# Not feeling right



## Hopefull (Dec 1, 2006)

It's coming for me, everything is scaring me now, I'm not feeling right.
I think I might just hide a while and wait for the night, dark cold and lonely.

I used to be so happy, I could smile, now my eyes are starting to close down.

I'm scared of everything, If I believed in God then maybe I could give myself up too. 
I'm not too sure about the after-life so I'm just going to keep on dreaming.


----------



## Guest (Jan 28, 2008)

Yeah, Iike that song as well :wink:

The Whitlams: Shining. 

I can see it shinin'
It's coming for me comin' out of the night
Everything is hummin' it's scarin' me now
It ain't feelin' right

Think I might just hide a while wait for the night to return
Dark and cold and lonely
Is how I feel and it feels nice
Don't want any company it just wouldn't feel right

I used to be so happy I could smile
And everything seemed to work out
Now my eyes are starting to close down
I can see you again in my dreams
You're starring my lost and lonely friend

We used to have such good times
Why did you leave before our time was through?

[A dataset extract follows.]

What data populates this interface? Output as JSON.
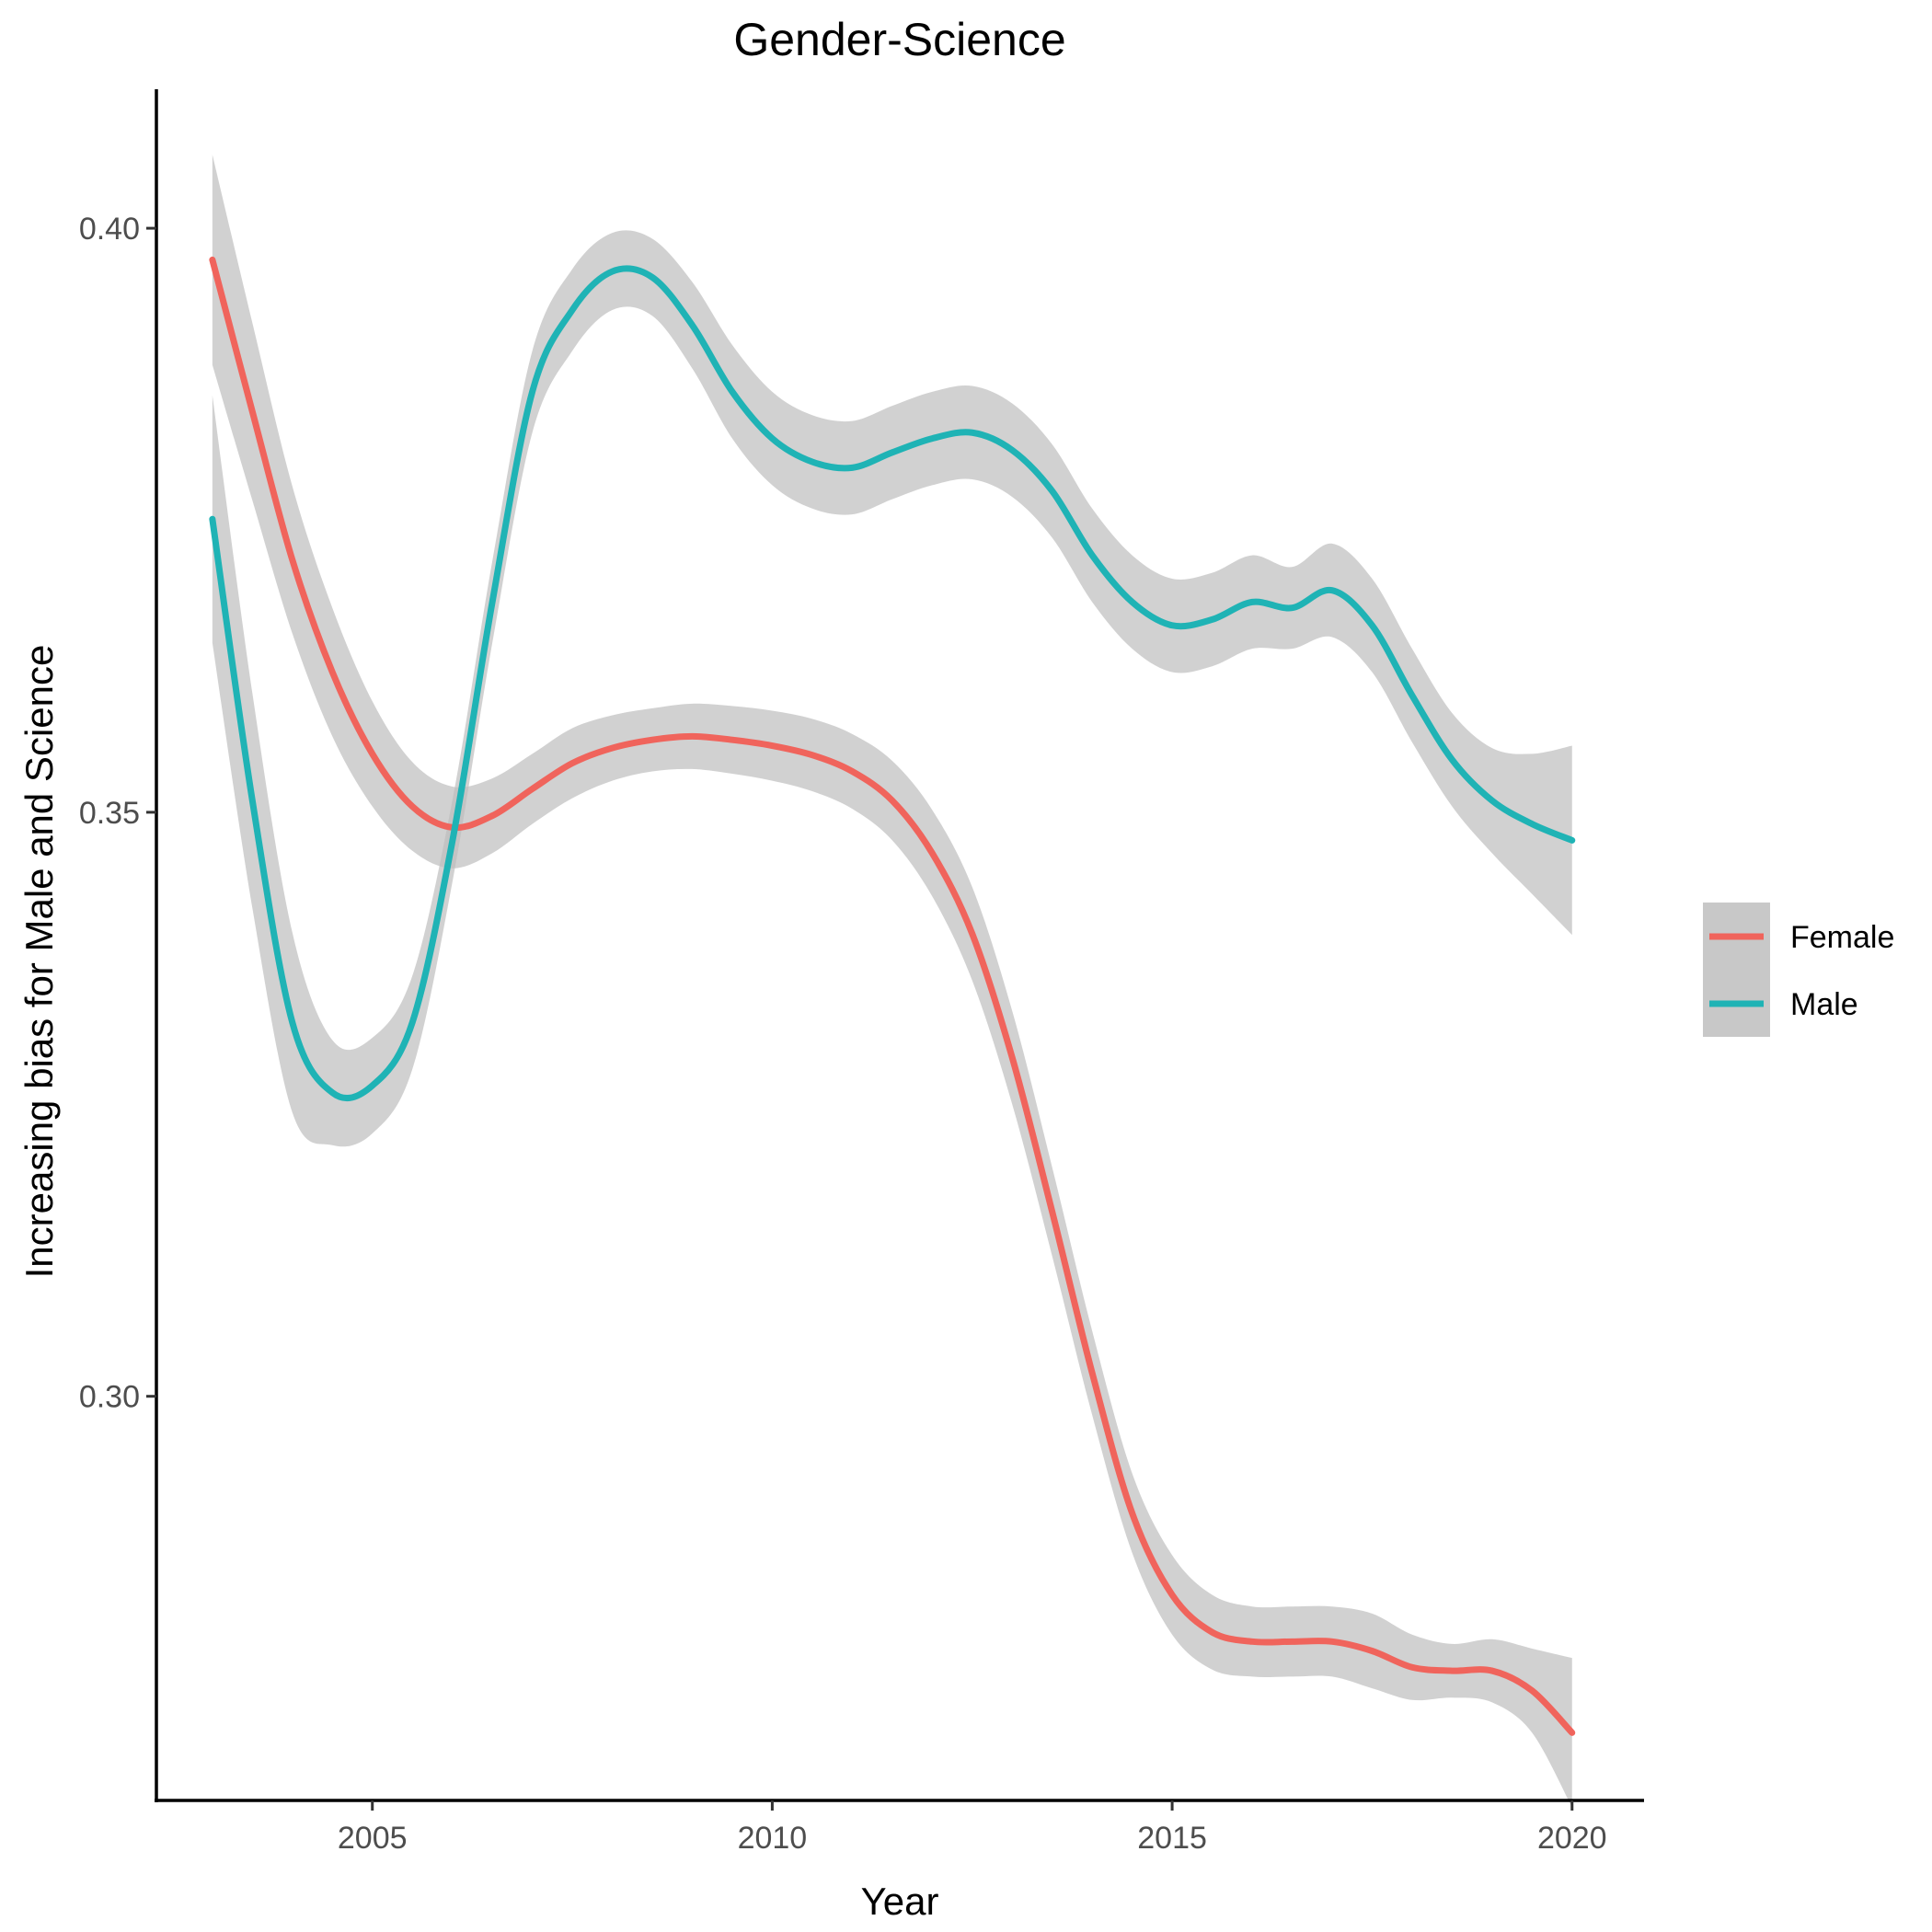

Everything looks pretty we're far from the city
And I'm holding you in my arms
You feel so alive and so do I
Isn't it a pity that soon I'll wake and soon I'll cry

I can't stop reminiscing about what is missing in my life
I'm scared of everything
I got nothing to hold onto
If I believed in God then maybe I could give myself up too

But I'm not too sure about the after-life
So I'm just gonna go on dreamin' of you


----------